Blunt censorship. Clark University has cancelled a talk later this month by Norman Finkelstein, saying it will shed more heat than light. This on the same week that Joseph Massad is said to have gotten tenure at Columbia. So reports Mishal Al-Johar, who adds:
At the University of Texas at Austin, we have been begging the pro-Israel crowd to present a speaker with Norman Finkelstein, and they continue to put us off.

One more reason for the BDS campaign against Israel. They boycott pro-Palestine speakers, so let's boycott theirs.

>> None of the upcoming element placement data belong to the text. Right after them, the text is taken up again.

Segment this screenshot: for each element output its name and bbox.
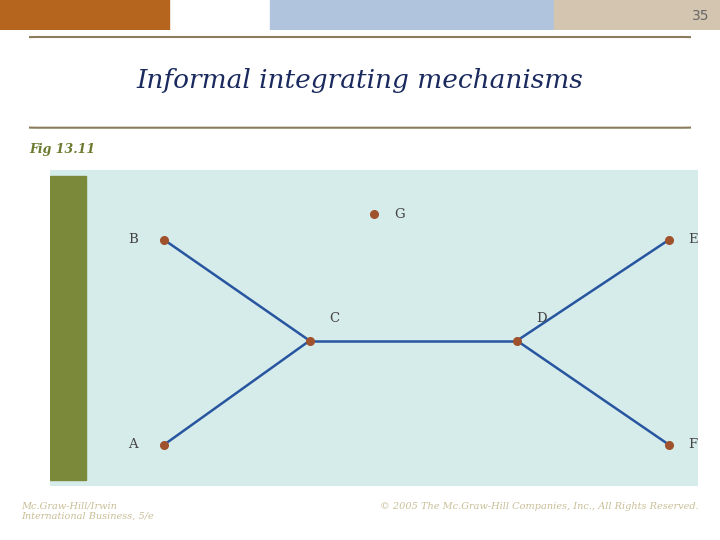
Text: E: E <box>688 233 698 246</box>
Text: B: B <box>128 233 138 246</box>
Text: D: D <box>536 312 547 325</box>
Bar <box>50 177 86 480</box>
Text: G: G <box>394 208 405 221</box>
FancyBboxPatch shape <box>16 37 704 128</box>
Bar <box>554 0 720 30</box>
Text: Mc.Graw-Hill/Irwin
International Business, 5/e: Mc.Graw-Hill/Irwin International Busines… <box>22 502 154 521</box>
Bar <box>270 0 554 30</box>
Text: A: A <box>128 438 138 451</box>
Text: Fig 13.11: Fig 13.11 <box>29 143 95 157</box>
Text: 35: 35 <box>692 9 709 23</box>
Text: F: F <box>688 438 698 451</box>
Text: C: C <box>329 312 339 325</box>
Bar <box>0 0 169 30</box>
Text: © 2005 The Mc.Graw-Hill Companies, Inc., All Rights Reserved.: © 2005 The Mc.Graw-Hill Companies, Inc.,… <box>379 502 698 510</box>
Text: Informal integrating mechanisms: Informal integrating mechanisms <box>137 68 583 93</box>
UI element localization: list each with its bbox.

At our campus, I tried for some time to get co-sponsors for a panel or lecture or debate with Dr. Norman Finkelstein. The other groups always declined. When he was finally brought to campus to speak through a co-sponsorship of groups that were not part of the opposing ones I had contacted initially, they complained they were not allowed an opportunity to provide a rebuttal speaker.

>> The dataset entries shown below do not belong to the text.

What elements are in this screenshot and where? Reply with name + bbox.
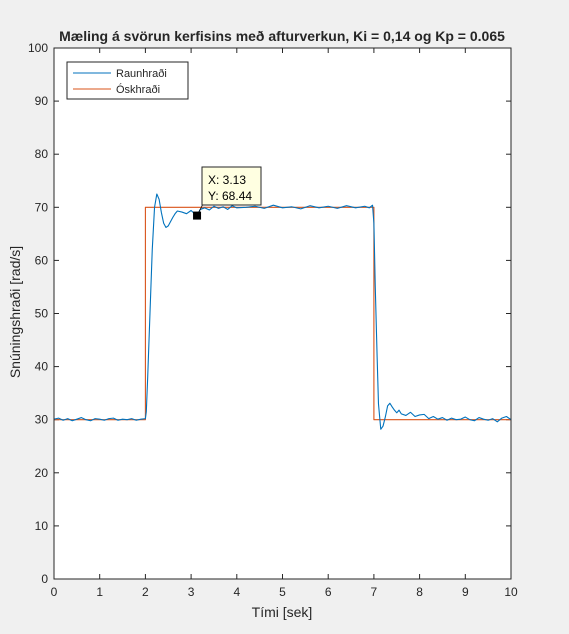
y-tick-label: 60 <box>35 253 49 267</box>
y-tick-label: 0 <box>41 572 48 586</box>
chart-title: Mæling á svörun kerfisins með afturverku… <box>59 28 505 44</box>
x-tick-label: 2 <box>142 585 149 599</box>
y-tick-label: 10 <box>35 519 49 533</box>
series-line-raunhradi <box>53 193 512 430</box>
y-tick-label: 90 <box>35 94 49 108</box>
legend[interactable]: Raunhraði Óskhraði <box>66 61 189 100</box>
y-tick-label: 70 <box>35 200 49 214</box>
x-tick-label: 3 <box>188 585 195 599</box>
x-tick-label: 5 <box>279 585 286 599</box>
legend-box <box>66 61 189 100</box>
x-tick-label: 9 <box>462 585 469 599</box>
data-tip[interactable]: X: 3.13 Y: 68.44 <box>193 166 262 220</box>
y-tick-label: 100 <box>28 41 48 55</box>
y-tick-label: 80 <box>35 147 49 161</box>
legend-label-oskhradi: Óskhraði <box>116 83 160 96</box>
x-tick-label: 1 <box>96 585 103 599</box>
x-tick-label: 10 <box>504 585 518 599</box>
x-tick-label: 4 <box>233 585 240 599</box>
y-tick-label: 30 <box>35 413 49 427</box>
y-tick-label: 50 <box>35 307 49 321</box>
x-axis-label: Tími [sek] <box>252 604 313 620</box>
x-tick-label: 6 <box>325 585 332 599</box>
data-tip-box <box>201 166 262 206</box>
y-tick-label: 20 <box>35 466 49 480</box>
y-tick-label: 40 <box>35 360 49 374</box>
x-tick-label: 8 <box>416 585 423 599</box>
data-tip-marker[interactable] <box>193 211 202 220</box>
series-layer <box>53 193 512 430</box>
data-tip-x: X: 3.13 <box>208 173 246 187</box>
legend-label-raunhradi: Raunhraði <box>116 68 167 80</box>
axes-box <box>53 47 512 580</box>
plot-area[interactable] <box>54 48 511 579</box>
x-tick-label: 7 <box>371 585 378 599</box>
y-axis-label: Snúningshraði [rad/s] <box>7 246 23 378</box>
data-tip-y: Y: 68.44 <box>208 189 252 203</box>
x-tick-label: 0 <box>51 585 58 599</box>
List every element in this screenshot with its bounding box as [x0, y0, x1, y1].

Damned if you do and damned if you don't.
Oh, and as an aside, the excuse from the leader of Hillel for declining co-sponsorship was that, "Alan Dershowitz doesn't like him."
Clark University is not alone. I remember that City University's Grad School cancelled a session to discuss the Walt Mearsheimer book on grounds that the issue was "too controversial." Every day in every way I am persuaded that the leaning towers of academe have crumbled. No wonder I can't find an "honest" university to take over the collections of the Kurdish Library. When I asked a harvard academic where to find one he suggested I begin looking on Mars!
Vera, I KNEW your name was familiar, but I just could not place it. It is a pleasure to share comment space with you.
The extent to which the American universities, the last bastions of free speech towards fertilizing
informed citizens so core to any true democracy, has been eroded is really horrifying. Things sure have changed since the Civil Rights Era and the Nam Era–all due to the ivied taboo–criticism of Israel. What a big dummy Uncle Sam has become, a zombie for Likudthink.